# Year End Player Assessment-Player Three: Shawn Bradley



## Dre (Jun 20, 2003)

11.5 MPG 2.7 PPG 2.8 RPG 0.8 BPG​


----------



## xray (Feb 21, 2005)

Shawn takes a lot of flack because he has trouble walking; but he did take millions from a team (and a league) willing to pay. For that, I don't blame him. 

I do, however, wish that sometime before his Maverick days are over, that just once, if he could muster the strength and courage:



DUNK THE &%$% BALL !!


----------



## Tersk (Apr 9, 2004)

Holy jillikers!

How long did it take you to find that photo


----------



## Dre (Jun 20, 2003)

Theo! said:


> Holy jillikers!
> 
> How long did it take you to find that photo


 A long time. I found so many pics of him being dunked on, stuffed, and otherwise abused, I was tempted to just run with one of those. But I can't do that to Shawn, because, novelty aside, I like the guy.


----------



## Tersk (Apr 9, 2004)

I give him a C

Despite being a novelty player not worth a ****, he was OCCASIONALY helpful and provided some good help D and the block shot here and there...but he still sucks


----------



## Dre (Jun 20, 2003)

I'm going to give him a C as well. He's not really expected to do much, if anything, and he was fairly valuable at parts of the season. Sure, against top competition in the post, he was worth diddly squat, but did we expect anything out of him? For what he does, he pretty much did, but not as well as in seasons past. 

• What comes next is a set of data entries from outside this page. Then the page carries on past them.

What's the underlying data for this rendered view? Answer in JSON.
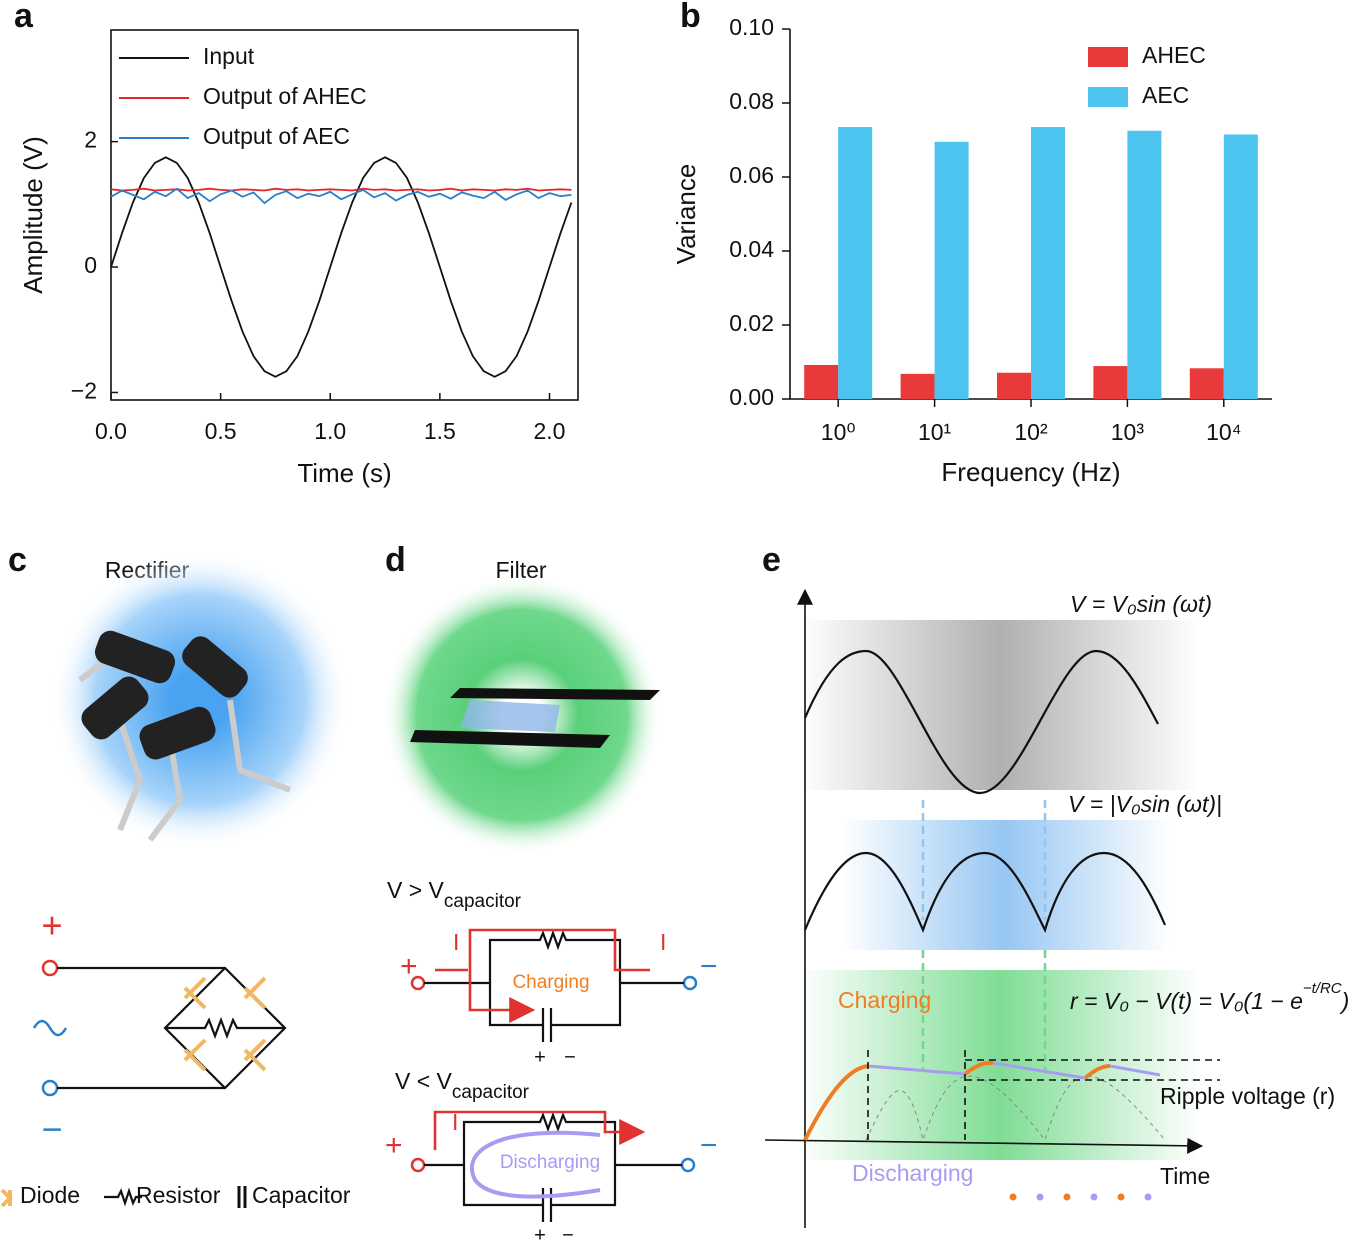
{
  "chart_data": [
    {
      "type": "line",
      "panel": "a",
      "xlabel": "Time (s)",
      "ylabel": "Amplitude (V)",
      "xlim": [
        0,
        2.13
      ],
      "ylim": [
        -2.12,
        3.78
      ],
      "xticks": [
        {
          "value": 0,
          "label": "0.0"
        },
        {
          "value": 0.5,
          "label": "0.5"
        },
        {
          "value": 1,
          "label": "1.0"
        },
        {
          "value": 1.5,
          "label": "1.5"
        },
        {
          "value": 2,
          "label": "2.0"
        }
      ],
      "yticks": [
        {
          "value": -2,
          "label": "−2"
        },
        0,
        2
      ],
      "legend": "upper-left",
      "x": [
        0,
        0.05,
        0.1,
        0.15,
        0.2,
        0.25,
        0.3,
        0.35,
        0.4,
        0.45,
        0.5,
        0.55,
        0.6,
        0.65,
        0.7,
        0.75,
        0.8,
        0.85,
        0.9,
        0.95,
        1,
        1.05,
        1.1,
        1.15,
        1.2,
        1.25,
        1.3,
        1.35,
        1.4,
        1.45,
        1.5,
        1.55,
        1.6,
        1.65,
        1.7,
        1.75,
        1.8,
        1.85,
        1.9,
        1.95,
        2,
        2.05,
        2.1
      ],
      "series": [
        {
          "name": "Input",
          "color": "#111111",
          "values": [
            0,
            0.54,
            1.03,
            1.42,
            1.66,
            1.75,
            1.66,
            1.42,
            1.03,
            0.54,
            0,
            -0.54,
            -1.03,
            -1.42,
            -1.66,
            -1.75,
            -1.66,
            -1.42,
            -1.03,
            -0.54,
            0,
            0.54,
            1.03,
            1.42,
            1.66,
            1.75,
            1.66,
            1.42,
            1.03,
            0.54,
            0,
            -0.54,
            -1.03,
            -1.42,
            -1.66,
            -1.75,
            -1.66,
            -1.42,
            -1.03,
            -0.54,
            0,
            0.54,
            1.03
          ]
        },
        {
          "name": "Output of AHEC",
          "color": "#e8262a",
          "values": [
            1.24,
            1.22,
            1.23,
            1.25,
            1.22,
            1.23,
            1.24,
            1.22,
            1.23,
            1.25,
            1.23,
            1.22,
            1.24,
            1.23,
            1.22,
            1.25,
            1.23,
            1.24,
            1.22,
            1.23,
            1.24,
            1.23,
            1.22,
            1.25,
            1.23,
            1.24,
            1.22,
            1.23,
            1.24,
            1.22,
            1.23,
            1.25,
            1.22,
            1.24,
            1.23,
            1.22,
            1.24,
            1.23,
            1.25,
            1.22,
            1.23,
            1.24,
            1.23
          ]
        },
        {
          "name": "Output of AEC",
          "color": "#2a7fc9",
          "values": [
            1.12,
            1.22,
            1.15,
            1.08,
            1.2,
            1.13,
            1.25,
            1.1,
            1.18,
            1.05,
            1.16,
            1.22,
            1.12,
            1.19,
            1.02,
            1.15,
            1.21,
            1.1,
            1.17,
            1.13,
            1.2,
            1.08,
            1.16,
            1.23,
            1.11,
            1.18,
            1.06,
            1.15,
            1.2,
            1.12,
            1.17,
            1.09,
            1.19,
            1.14,
            1.1,
            1.2,
            1.07,
            1.16,
            1.22,
            1.1,
            1.18,
            1.13,
            1.15
          ]
        }
      ]
    },
    {
      "type": "bar",
      "panel": "b",
      "xlabel": "Frequency (Hz)",
      "ylabel": "Variance",
      "ylim": [
        0,
        0.1
      ],
      "yticks": [
        {
          "value": 0,
          "label": "0.00"
        },
        {
          "value": 0.02,
          "label": "0.02"
        },
        {
          "value": 0.04,
          "label": "0.04"
        },
        {
          "value": 0.06,
          "label": "0.06"
        },
        {
          "value": 0.08,
          "label": "0.08"
        },
        {
          "value": 0.1,
          "label": "0.10"
        }
      ],
      "legend": "upper-right",
      "categories": [
        "10⁰",
        "10¹",
        "10²",
        "10³",
        "10⁴"
      ],
      "series": [
        {
          "name": "AHEC",
          "color": "#e83a3a",
          "values": [
            0.0092,
            0.0068,
            0.0071,
            0.0089,
            0.0083
          ]
        },
        {
          "name": "AEC",
          "color": "#4dc4ef",
          "values": [
            0.0735,
            0.0695,
            0.0735,
            0.0725,
            0.0715
          ]
        }
      ]
    }
  ],
  "panel_c": {
    "label": "c",
    "title": "Rectifier",
    "plus": "+",
    "minus": "−",
    "legend": [
      "Diode",
      "Resistor",
      "Capacitor"
    ]
  },
  "panel_d": {
    "label": "d",
    "title": "Filter",
    "case1": {
      "cond": "V > V",
      "sub": "capacitor",
      "current_in": "I",
      "current_out": "I",
      "state": "Charging",
      "plus": "+",
      "minus": "−",
      "cap_plus": "+",
      "cap_minus": "−"
    },
    "case2": {
      "cond": "V < V",
      "sub": "capacitor",
      "current_in": "I",
      "state": "Discharging",
      "plus": "+",
      "minus": "−",
      "cap_plus": "+",
      "cap_minus": "−"
    }
  },
  "panel_e": {
    "label": "e",
    "eq1": "V = V₀sin (ωt)",
    "eq2": "V = |V₀sin (ωt)|",
    "eq3": "r = V₀ − V(t) = V₀(1 − e",
    "eq3_exp": "−t/RC",
    "eq3_end": ")",
    "charging": "Charging",
    "discharging": "Discharging",
    "ripple": "Ripple voltage (r)",
    "time": "Time"
  }
}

What happened to 200 block Shawn Bradley?


----------



## DHarris34Phan (Oct 28, 2004)

_Dre_ said:


> What happened to 200 block Shawn Bradley?


He needs playing time to do that. Dallas isn't a winning team with Shawn Bradley playing. I gave him a D.


----------



## KentATM (Mar 22, 2005)

i give him a Z.


----------



## xray (Feb 21, 2005)

My adminition to "dunk the ball" remains.

Why does a guy 7'6" continually 'flip' the ball toward the basket, when he's standing right next to it ? 

:whoknows: :whoknows: :whoknows: :whoknows: :whoknows:


----------



## white360 (Apr 24, 2004)

I'll give a C, need more minutes to post better numbers


----------



## The Future7 (Feb 24, 2005)

I give him a C because we only need him to come in and give Damp a rest.


----------



## Carbo04 (Apr 15, 2005)

F


Like Jay-Z once said.. "You ain't no athlete, you a Shawn Bradley.".


----------